Die Behandlung sollte bei skelettalen Auslösern vor Abschluss des Wachstums erfolgen. In diesem Zeitfenster kann der Behandler noch kieferorthopädisch arbeiten. Sobald das Wachstum abgeschlossen ist, bleibt meist nur noch eine Möglichkeit: Kieferchirurgie. Dieser Schritt kann vermieden werden – sofern die Behandlung nicht zu spät beginnt. Aufgrund der Komplexität der Zahn- und Kieferfehlstellung ist mit einer mehrjährigen Therapie zu rechnen.

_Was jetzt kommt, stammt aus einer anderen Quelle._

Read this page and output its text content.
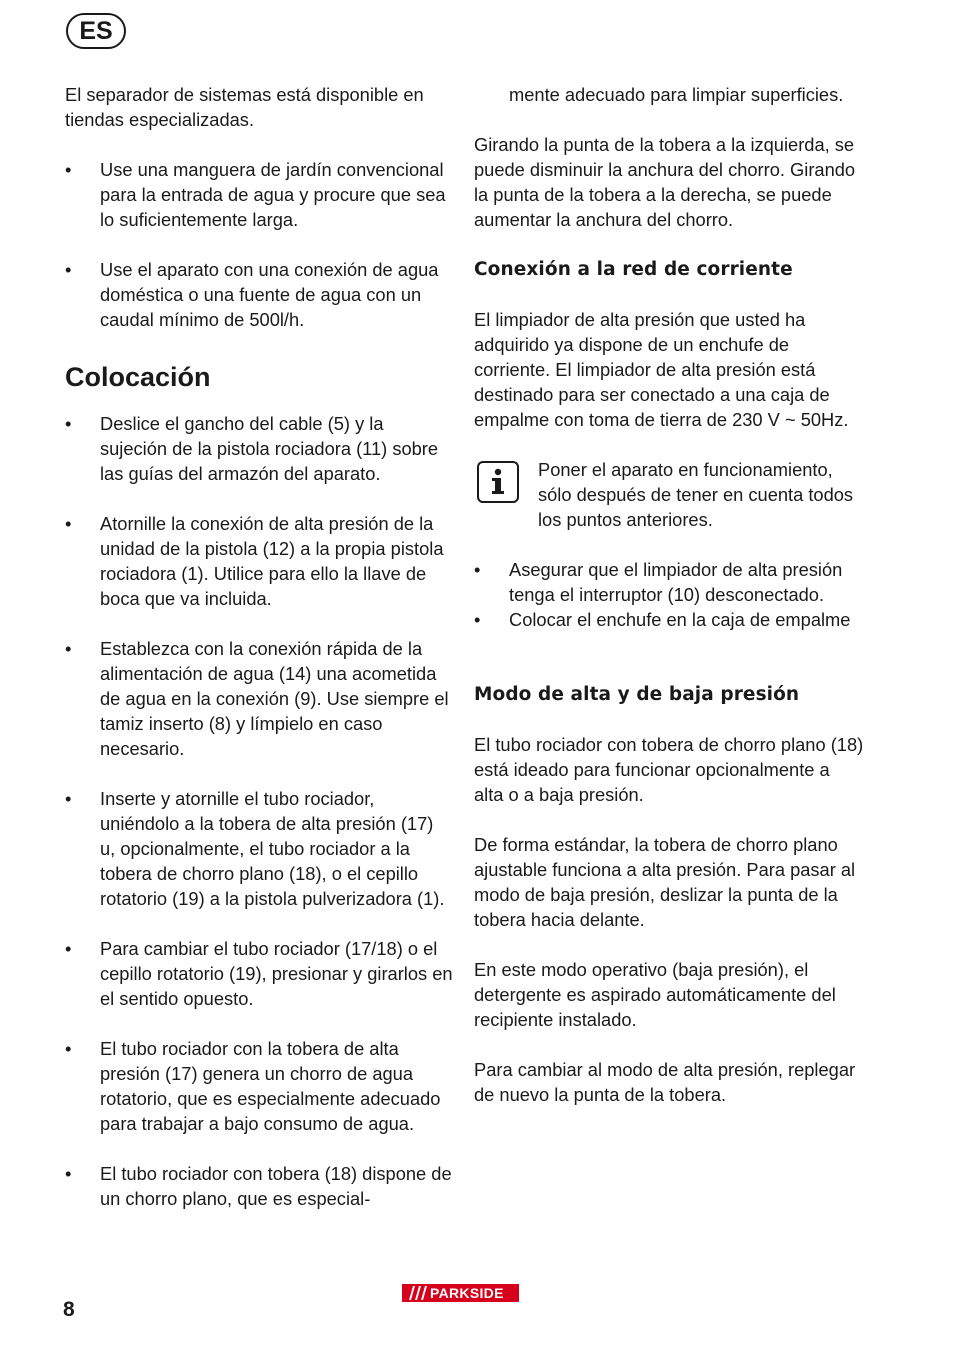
ES

El separador de sistemas está disponible en tiendas especializadas.

• Use una manguera de jardín convencional para la entrada de agua y procure que sea lo suficientemente larga.
• Use el aparato con una conexión de agua doméstica o una fuente de agua con un caudal mínimo de 500l/h.
Colocación
• Deslice el gancho del cable (5) y la sujeción de la pistola rociadora (11) sobre las guías del armazón del aparato.
• Atornille la conexión de alta presión de la unidad de la pistola (12) a la propia pistola rociadora (1). Utilice para ello la llave de boca que va incluida.
• Establezca con la conexión rápida de la alimentación de agua (14) una acometida de agua en la conexión (9). Use siempre el tamiz inserto (8) y límpielo en caso necesario.
• Inserte y atornille el tubo rociador, uniéndolo a la tobera de alta presión (17) u, opcionalmente, el tubo rociador a la tobera de chorro plano (18), o el cepillo rotatorio (19) a la pistola pulverizadora (1).
• Para cambiar el tubo rociador (17/18) o el cepillo rotatorio (19), presionar y girarlos en el sentido opuesto.
• El tubo rociador con la tobera de alta presión (17) genera un chorro de agua rotatorio, que es especialmente adecuado para trabajar a bajo consumo de agua.
• El tubo rociador con tobera (18) dispone de un chorro plano, que es especial-

mente adecuado para limpiar superficies.

Girando la punta de la tobera a la izquierda, se puede disminuir la anchura del chorro. Girando la punta de la tobera a la derecha, se puede aumentar la anchura del chorro.

Conexión a la red de corriente

El limpiador de alta presión que usted ha adquirido ya dispone de un enchufe de corriente. El limpiador de alta presión está destinado para ser conectado a una caja de empalme con toma de tierra de 230 V ~ 50Hz.

Poner el aparato en funcionamiento, sólo después de tener en cuenta todos los puntos anteriores.

• Asegurar que el limpiador de alta presión tenga el interruptor (10) desconectado.
• Colocar el enchufe en la caja de empalme
Modo de alta y de baja presión

El tubo rociador con tobera de chorro plano (18) está ideado para funcionar opcionalmente a alta o a baja presión.

De forma estándar, la tobera de chorro plano ajustable funciona a alta presión. Para pasar al modo de baja presión, deslizar la punta de la tobera hacia delante.

En este modo operativo (baja presión), el detergente es aspirado automáticamente del recipiente instalado.

Para cambiar al modo de alta presión, replegar de nuevo la punta de la tobera.

PARKSIDE
8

Mandibuläre Prognathie und maxilläre Retrognathie sind Zahnfehlstellungen, deren Behandlung keinesfalls zu lange hinausgeschoben werden sollte. Nicht ohne Grund sehen die Leitlinien hierin eine der seltenen Indikationen für die Frühbehandlung bei Kindern – etwa mit dem Funktionsregler nach Fränkel, einem speziellen Gerät der Kieferorthopädie. Ziel ist die Förderung eines optimalen Wachstums des Oberkiefers beziehungsweise eine Kontrolle der Unterkieferentwicklung. Es kommt letztlich nicht nur auf die Mitarbeit der Kinder als Patient an. Die Rolle der Eltern darf an diesem Punkt nicht unterschätzt werden. Andernfalls ist mit einer deutlichen Verschlechterung der Befundsituation zu rechnen – und mit weiteren Beeinträchtigungen.